The RMS Titanic earned some visitors recently for the first time in 14 years! The new findings reveal that what remains of the shipwreck is being eaten up by the ocean floor. Metal-eating bacteria is also swallowing up the wreckage. A series of five dives were completed this month, by an exploration team from Triton Submarines.
The team would explore 370 miles south of Newfoundland, Canada, and 4,000 meters below the surface. Experts were able to capture footage of the 107-year-old wreckage with specially adapted 4k cameras.
Photos from the first Titanic dive in 14 years
The legendary RMS Titanic set sail in 1912 when the allegedly “unsinkable” ship hit an iceberg. The ship then sinks to the bottom of the ocean floor. The disaster leads to 1,517 deaths of the 2,223 people on board that fateful evening. The new high-quality footage by Atlantic Productions will be showing the effects of salt corrosion, the metal-eating bacteria, and the decomposition of the ship.
Patrick Lahey, the president and co-founder of Triton Submarines, speaks on the findings. “The most fascinating aspect was seeing how the Titanic is being consumed by the ocean and returning to its elemental form while providing refuge for a remarkably diverse number of animals,” he says.
Experts are hopeful this experience may lead to more shipwreck dives around the world
Victor Vescovo, CEO of Caladan Oceanic and the submersible’s chief pilot, hopes that their new technology will allow them to visit other underwater shipwrecks globally.
In the meantime, the Titanic II is coming…
Of course, the team may have come for scientific and historic findings, but they did so with respect. The team lay a wreath and hold a ceremony for those who died as a result of the ship’s sinking all those years ago.
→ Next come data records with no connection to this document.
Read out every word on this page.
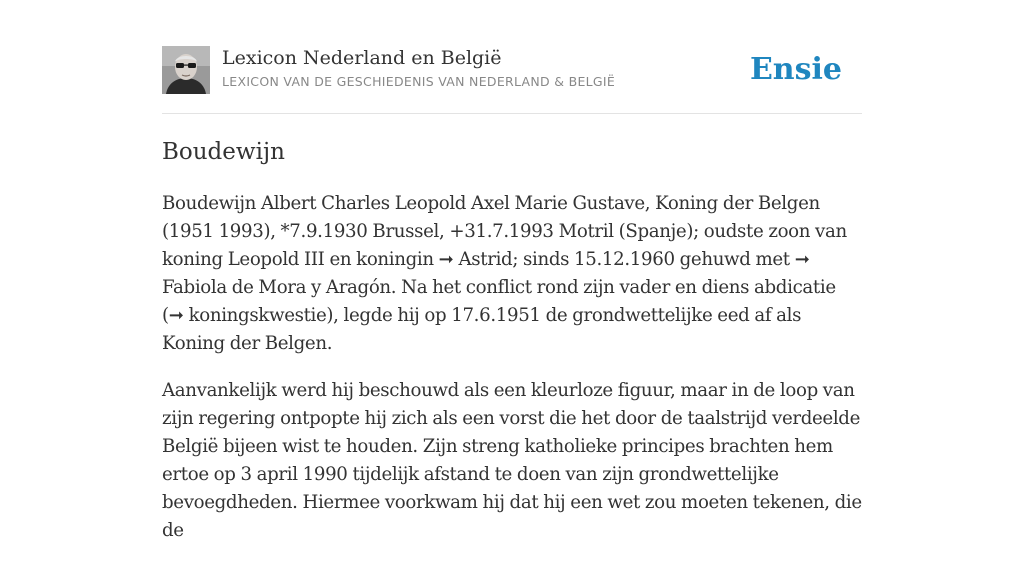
Lexicon Nederland en België
LEXICON VAN DE GESCHIEDENIS VAN NEDERLAND & BELGIË	Ensie
Boudewijn

Boudewijn Albert Charles Leopold Axel Marie Gustave, Koning der Belgen (1951 1993), *7.9.1930 Brussel, +31.7.1993 Motril (Spanje); oudste zoon van koning Leopold III en koningin ➞ Astrid; sinds 15.12.1960 gehuwd met ➞ Fabiola de Mora y Aragón. Na het conflict rond zijn vader en diens abdicatie (➞ koningskwestie), legde hij op 17.6.1951 de grondwettelijke eed af als Koning der Belgen.

Aanvankelijk werd hij beschouwd als een kleurloze figuur, maar in de loop van zijn regering ontpopte hij zich als een vorst die het door de taalstrijd verdeelde België bijeen wist te houden. Zijn streng katholieke principes brachten hem ertoe op 3 april 1990 tijdelijk afstand te doen van zijn grondwettelijke bevoegdheden. Hiermee voorkwam hij dat hij een wet zou moeten tekenen, die de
In other Titanic news, the Titanic II will allegedly set sail in the year 2022. It will follow its original voyage plans from 1912, and hopefully, will make it fully across this time! Construction of the replica ship recently resumes after a financial dispute that held up the project for a few years. The replica will carry about 2,400 passengers and, thankfully, it will have modern navigation and safety features aboard.
What do you think about these interesting new findings from the first Titanic dive in 14 years?